Andrew BarronYale University

Upper and lower risk bounds for high-dimensional ridge function combinations including neural networks

Wednesday, April 12, 2017 - 4:15pm

Biotech G01

Let $f$ be a function of $d$ variables with variation $v_f$ with respect to a class of smooth ridge functions with $l_1$ control on their internal parameter vectors. For a general noise settings, we show that the statistical risk $E|| hat.f− f||^2$ is not more than $v_f {(\log d) /n}^{1/3}$, to within a constant factor, where $n$ is the sample size and $hat.f$ is either a penalized least squares estimator or a greedily obtained version of such using linear combinations of the specified smooth ridge functions (e.g. using sinusoidal, spline or sigmoidal activation functions as arise in single hidden layer neural nets).
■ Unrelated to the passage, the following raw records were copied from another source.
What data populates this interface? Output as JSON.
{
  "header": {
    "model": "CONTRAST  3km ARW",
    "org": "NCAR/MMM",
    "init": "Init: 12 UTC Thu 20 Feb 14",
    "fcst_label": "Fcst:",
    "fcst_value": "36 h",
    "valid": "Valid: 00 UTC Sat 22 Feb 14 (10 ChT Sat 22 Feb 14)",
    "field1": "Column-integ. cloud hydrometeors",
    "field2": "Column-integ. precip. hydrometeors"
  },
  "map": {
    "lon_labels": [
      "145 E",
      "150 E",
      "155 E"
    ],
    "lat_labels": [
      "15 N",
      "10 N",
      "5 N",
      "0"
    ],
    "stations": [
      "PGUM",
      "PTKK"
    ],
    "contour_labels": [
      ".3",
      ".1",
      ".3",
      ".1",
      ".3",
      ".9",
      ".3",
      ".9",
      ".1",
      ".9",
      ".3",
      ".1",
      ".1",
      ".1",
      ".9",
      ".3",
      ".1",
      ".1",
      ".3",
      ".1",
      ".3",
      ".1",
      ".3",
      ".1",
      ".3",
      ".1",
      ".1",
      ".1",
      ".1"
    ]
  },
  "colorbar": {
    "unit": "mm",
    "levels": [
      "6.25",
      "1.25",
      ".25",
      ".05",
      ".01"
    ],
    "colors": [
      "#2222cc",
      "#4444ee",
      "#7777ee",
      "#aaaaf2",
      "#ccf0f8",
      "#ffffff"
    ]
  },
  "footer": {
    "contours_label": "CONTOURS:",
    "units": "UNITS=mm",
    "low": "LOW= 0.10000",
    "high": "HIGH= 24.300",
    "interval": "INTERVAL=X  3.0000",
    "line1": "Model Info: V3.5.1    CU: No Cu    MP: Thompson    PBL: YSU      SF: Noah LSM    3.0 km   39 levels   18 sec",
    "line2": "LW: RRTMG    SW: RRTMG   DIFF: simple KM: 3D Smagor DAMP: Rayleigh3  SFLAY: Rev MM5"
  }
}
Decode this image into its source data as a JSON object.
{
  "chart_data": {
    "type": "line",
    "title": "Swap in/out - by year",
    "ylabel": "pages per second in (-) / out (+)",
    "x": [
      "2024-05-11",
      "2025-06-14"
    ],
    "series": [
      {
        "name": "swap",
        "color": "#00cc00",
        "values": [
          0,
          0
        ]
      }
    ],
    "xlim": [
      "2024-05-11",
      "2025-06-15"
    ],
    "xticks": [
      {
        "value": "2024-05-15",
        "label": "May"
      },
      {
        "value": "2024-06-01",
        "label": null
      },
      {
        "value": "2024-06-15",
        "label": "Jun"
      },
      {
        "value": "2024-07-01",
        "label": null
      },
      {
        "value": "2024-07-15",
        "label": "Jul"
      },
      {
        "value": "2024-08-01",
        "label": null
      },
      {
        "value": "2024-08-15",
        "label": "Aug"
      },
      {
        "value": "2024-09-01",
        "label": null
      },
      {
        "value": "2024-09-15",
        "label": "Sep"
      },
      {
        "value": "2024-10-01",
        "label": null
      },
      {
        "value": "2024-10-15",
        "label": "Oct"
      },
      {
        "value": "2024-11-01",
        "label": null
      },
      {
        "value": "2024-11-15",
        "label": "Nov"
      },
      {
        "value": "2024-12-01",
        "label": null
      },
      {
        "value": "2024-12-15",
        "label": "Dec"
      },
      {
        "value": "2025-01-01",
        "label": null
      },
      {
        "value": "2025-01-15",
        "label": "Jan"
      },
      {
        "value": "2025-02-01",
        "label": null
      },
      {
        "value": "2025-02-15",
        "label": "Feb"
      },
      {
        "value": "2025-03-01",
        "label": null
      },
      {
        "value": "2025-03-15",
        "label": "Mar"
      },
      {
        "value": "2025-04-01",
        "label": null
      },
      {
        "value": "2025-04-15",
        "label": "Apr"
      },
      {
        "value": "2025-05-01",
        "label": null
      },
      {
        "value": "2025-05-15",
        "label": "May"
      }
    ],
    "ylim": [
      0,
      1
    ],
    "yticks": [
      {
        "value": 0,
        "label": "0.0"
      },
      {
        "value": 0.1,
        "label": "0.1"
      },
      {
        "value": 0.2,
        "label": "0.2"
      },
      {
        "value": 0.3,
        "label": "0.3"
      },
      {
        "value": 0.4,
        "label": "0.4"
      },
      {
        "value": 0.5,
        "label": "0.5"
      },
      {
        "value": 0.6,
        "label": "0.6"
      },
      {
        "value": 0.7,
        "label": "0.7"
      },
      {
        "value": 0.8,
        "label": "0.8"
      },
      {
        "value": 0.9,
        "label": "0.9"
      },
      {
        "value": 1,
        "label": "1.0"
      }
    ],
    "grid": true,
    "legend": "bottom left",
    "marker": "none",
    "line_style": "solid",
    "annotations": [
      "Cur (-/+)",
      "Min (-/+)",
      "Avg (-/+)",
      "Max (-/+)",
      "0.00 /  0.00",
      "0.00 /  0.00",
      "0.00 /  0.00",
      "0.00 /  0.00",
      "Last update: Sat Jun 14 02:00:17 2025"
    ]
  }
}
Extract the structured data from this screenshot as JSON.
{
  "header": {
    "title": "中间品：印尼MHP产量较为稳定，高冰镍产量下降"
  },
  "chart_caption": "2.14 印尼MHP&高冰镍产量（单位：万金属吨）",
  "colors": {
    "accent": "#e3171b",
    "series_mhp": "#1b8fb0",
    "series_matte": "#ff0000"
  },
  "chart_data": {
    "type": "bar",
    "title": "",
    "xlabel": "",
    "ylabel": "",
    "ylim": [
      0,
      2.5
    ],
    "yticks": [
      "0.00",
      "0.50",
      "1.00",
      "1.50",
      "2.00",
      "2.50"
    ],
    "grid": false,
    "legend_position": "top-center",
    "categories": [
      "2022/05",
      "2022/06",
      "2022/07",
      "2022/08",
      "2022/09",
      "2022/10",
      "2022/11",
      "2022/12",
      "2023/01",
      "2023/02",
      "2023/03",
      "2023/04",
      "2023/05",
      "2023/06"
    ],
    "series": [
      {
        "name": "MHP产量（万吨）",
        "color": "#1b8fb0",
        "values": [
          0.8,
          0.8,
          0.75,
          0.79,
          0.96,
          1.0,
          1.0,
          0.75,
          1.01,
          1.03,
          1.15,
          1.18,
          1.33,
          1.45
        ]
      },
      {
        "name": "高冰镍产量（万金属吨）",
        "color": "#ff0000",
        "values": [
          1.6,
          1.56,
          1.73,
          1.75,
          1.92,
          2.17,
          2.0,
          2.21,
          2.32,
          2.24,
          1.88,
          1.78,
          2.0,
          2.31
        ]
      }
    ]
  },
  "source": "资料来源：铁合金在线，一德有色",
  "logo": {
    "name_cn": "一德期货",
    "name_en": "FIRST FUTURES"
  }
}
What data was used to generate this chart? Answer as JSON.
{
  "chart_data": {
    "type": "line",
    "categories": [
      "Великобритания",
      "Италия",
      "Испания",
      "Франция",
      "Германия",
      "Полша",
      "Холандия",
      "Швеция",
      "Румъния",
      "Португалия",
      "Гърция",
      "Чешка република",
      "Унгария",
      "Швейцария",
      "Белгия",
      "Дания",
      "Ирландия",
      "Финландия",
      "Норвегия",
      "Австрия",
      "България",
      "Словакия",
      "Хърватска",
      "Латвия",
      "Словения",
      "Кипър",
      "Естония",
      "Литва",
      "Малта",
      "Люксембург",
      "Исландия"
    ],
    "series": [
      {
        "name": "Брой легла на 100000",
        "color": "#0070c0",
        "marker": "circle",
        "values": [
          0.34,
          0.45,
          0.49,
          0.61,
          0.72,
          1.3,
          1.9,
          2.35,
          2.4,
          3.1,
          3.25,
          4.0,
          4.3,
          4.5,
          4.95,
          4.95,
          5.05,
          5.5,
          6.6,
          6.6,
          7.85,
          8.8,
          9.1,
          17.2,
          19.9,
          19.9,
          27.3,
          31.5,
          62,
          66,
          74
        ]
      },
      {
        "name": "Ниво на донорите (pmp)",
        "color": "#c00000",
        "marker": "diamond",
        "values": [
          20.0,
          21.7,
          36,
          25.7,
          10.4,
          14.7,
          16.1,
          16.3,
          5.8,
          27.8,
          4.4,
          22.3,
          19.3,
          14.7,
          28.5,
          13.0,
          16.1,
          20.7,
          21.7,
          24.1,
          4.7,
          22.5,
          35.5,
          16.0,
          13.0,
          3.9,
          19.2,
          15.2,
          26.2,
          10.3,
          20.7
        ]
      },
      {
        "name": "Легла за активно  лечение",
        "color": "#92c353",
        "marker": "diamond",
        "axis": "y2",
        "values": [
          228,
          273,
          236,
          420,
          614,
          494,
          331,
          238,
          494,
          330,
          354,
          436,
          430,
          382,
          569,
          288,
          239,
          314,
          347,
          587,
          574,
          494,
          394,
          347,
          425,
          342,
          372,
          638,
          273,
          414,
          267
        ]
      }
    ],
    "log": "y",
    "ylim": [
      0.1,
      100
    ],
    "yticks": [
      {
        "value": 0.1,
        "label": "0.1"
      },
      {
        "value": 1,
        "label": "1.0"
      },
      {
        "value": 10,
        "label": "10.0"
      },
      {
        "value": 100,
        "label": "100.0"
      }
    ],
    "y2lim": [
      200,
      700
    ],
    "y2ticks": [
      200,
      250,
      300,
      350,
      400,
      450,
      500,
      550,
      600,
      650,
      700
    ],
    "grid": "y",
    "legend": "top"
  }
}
Our risk bound is effective even when the dimension $d$ is much larger than the available sample size, as long as $d = \exp{o(n)}$. In this setting these are among the first results to provide favorable risk control for this flexible class of very high-dimensional nonlinear regression. When the dimension is larger than the cube root of the sample size this quantity is seen to improve the more familiar risk bound of $v_f {d \log(n/d)/n}^{1/2}$, also investigated here. Similar lower bounds on the minimax risk are obtained of order ${(\log d)/n}^{1/2}$. Thus the upper and lower bounds on optimal risk are of the form $(\log d)/n$ to a fractional power between 1/3 and 1/2. This is joint research with Jason Klusowski.